Sep 16 2004 Published by under Miscellaneous

How to summarize the last few weeks?

I’ve moved in to my townhouse. That took quite a while, actually, about a month’s worth of trips to and from my old apartment. I just have so much stuff; computers, musical instruments, clothes, books, CDs, DVDs…and none of it is easily trashed.

I’m not truly settled in yet, though. I still feel like I’m living in a hotel. I want to feel settled, like this is home, but I suppose I shouldn’t expect that when I’ve only been sleeping here for a couple of weeks.

Work is interesting. I should write a full entry about that. I had my performance review, which went well; my bosses generally praised me but raised a few challenging issues. I need to change.

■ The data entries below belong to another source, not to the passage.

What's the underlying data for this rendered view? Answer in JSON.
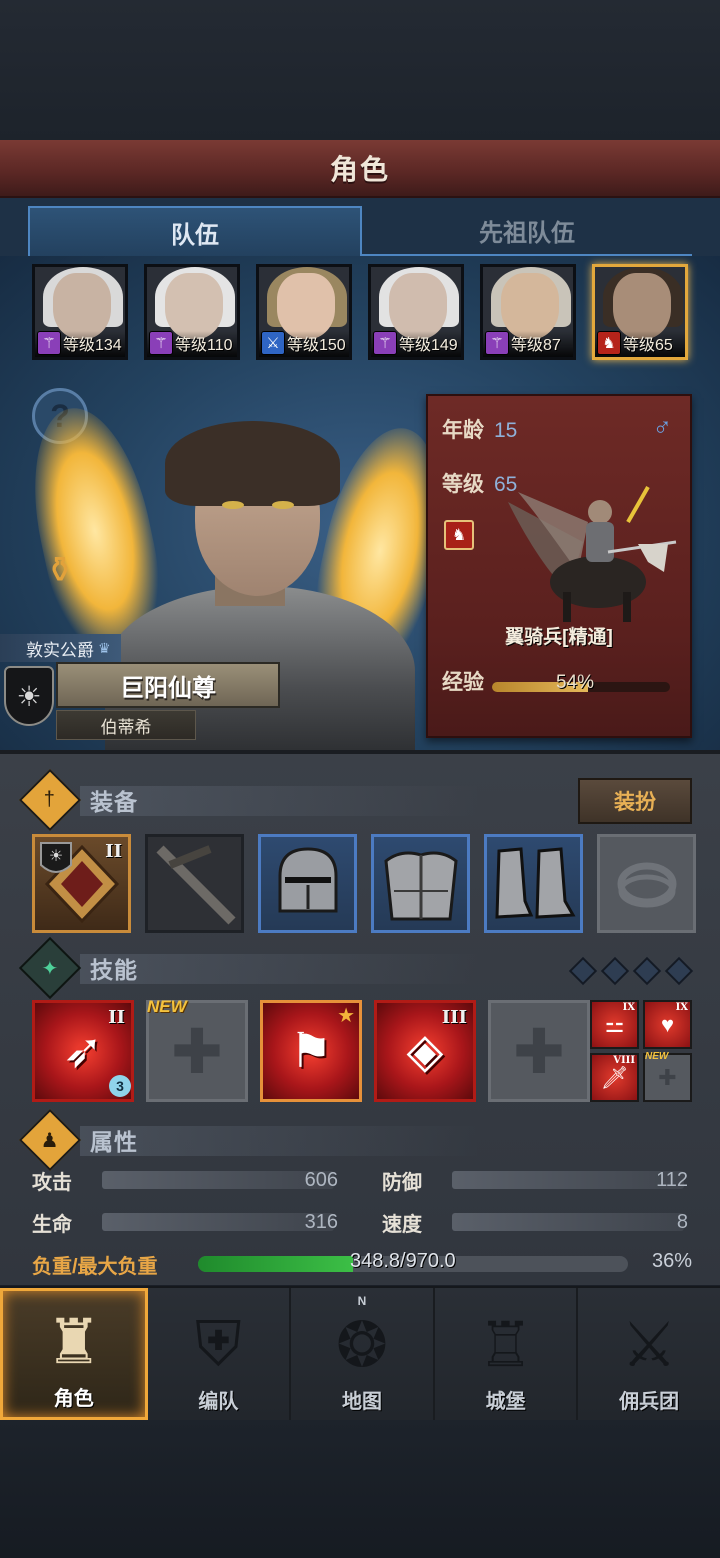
{
  "header": {
    "title": "角色"
  },
  "tabs": {
    "team": "队伍",
    "ancestor_team": "先祖队伍"
  },
  "roster": [
    {
      "level": "等级134",
      "class_icon": "staff-icon",
      "class_color": "#8a3fb8",
      "hair": "#d9d9d9",
      "skin": "#c8b3a3",
      "selected": false
    },
    {
      "level": "等级110",
      "class_icon": "staff-icon",
      "class_color": "#8a3fb8",
      "hair": "#e4e4e4",
      "skin": "#d3c0b1",
      "selected": false
    },
    {
      "level": "等级150",
      "class_icon": "sword-icon",
      "class_color": "#2f65c4",
      "hair": "#9a8760",
      "skin": "#e0c1aa",
      "selected": false
    },
    {
      "level": "等级149",
      "class_icon": "staff-icon",
      "class_color": "#8a3fb8",
      "hair": "#e2e2e2",
      "skin": "#d0bcae",
      "selected": false
    },
    {
      "level": "等级87",
      "class_icon": "staff-icon",
      "class_color": "#8a3fb8",
      "hair": "#c9c4b9",
      "skin": "#d4b79b",
      "selected": false
    },
    {
      "level": "等级65",
      "class_icon": "cavalry-icon",
      "class_color": "#b5231a",
      "hair": "#3a2e25",
      "skin": "#a88d78",
      "selected": true
    }
  ],
  "hero": {
    "title": "敦实公爵",
    "name": "巨阳仙尊",
    "subname": "伯蒂希"
  },
  "stats_banner": {
    "age_label": "年龄",
    "age": "15",
    "level_label": "等级",
    "level": "65",
    "unit_name": "翼骑兵[精通]",
    "exp_label": "经验",
    "exp_percent": "54%",
    "exp_fraction": 0.54
  },
  "equipment": {
    "title": "装备",
    "dress_button": "装扮",
    "slots": [
      {
        "name": "shield-slot",
        "roman": "II",
        "style": "gold"
      },
      {
        "name": "weapon-slot",
        "roman": "",
        "style": "dark"
      },
      {
        "name": "helmet-slot",
        "roman": "",
        "style": "blue"
      },
      {
        "name": "armor-slot",
        "roman": "",
        "style": "blue"
      },
      {
        "name": "boots-slot",
        "roman": "",
        "style": "blue"
      },
      {
        "name": "ring-slot",
        "roman": "",
        "style": "empty"
      }
    ]
  },
  "skills": {
    "title": "技能",
    "new_label": "NEW",
    "roman_2": "II",
    "roman_3": "III",
    "badge_3": "3",
    "mini_roman_9": "IX",
    "mini_roman_8": "VIII"
  },
  "attributes": {
    "title": "属性",
    "attack_label": "攻击",
    "attack": "606",
    "defense_label": "防御",
    "defense": "112",
    "hp_label": "生命",
    "hp": "316",
    "speed_label": "速度",
    "speed": "8",
    "load_label": "负重/最大负重",
    "load_value": "348.8/970.0",
    "load_percent": "36%",
    "load_fraction": 0.36
  },
  "nav": {
    "character": "角色",
    "formation": "编队",
    "map": "地图",
    "map_north": "N",
    "castle": "城堡",
    "mercenary": "佣兵团"
  },
  "colors": {
    "accent_gold": "#f0a83a",
    "banner_red": "#5a201e",
    "panel_blue": "#23425f"
  }
}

And I’m changing.

[Neverwinter Nights box]

Meanwhile, I bought Neverwinter Nights a week ago, and have been playing it regularly. It’s quite addictive. They designers made the smart choice of littering the world with quests; my character can hardly move fifty feet without bumping into somebody who needss a hero. And because the quests don’t need to be solved in any particular order, there’s always something else to do. If I get tired of one quest, I can always work on another.

It’s just a shame that the Mac version is so expensive compared to the Windows version. I’m paying $50 for just the game (new), and the expansions cost $30 each; Windows users can get NWN and one expansion for about $20 (used) on eBay.

Would I buy a PC just so I could play cheap games? Not a chance. Windows is not worth my time.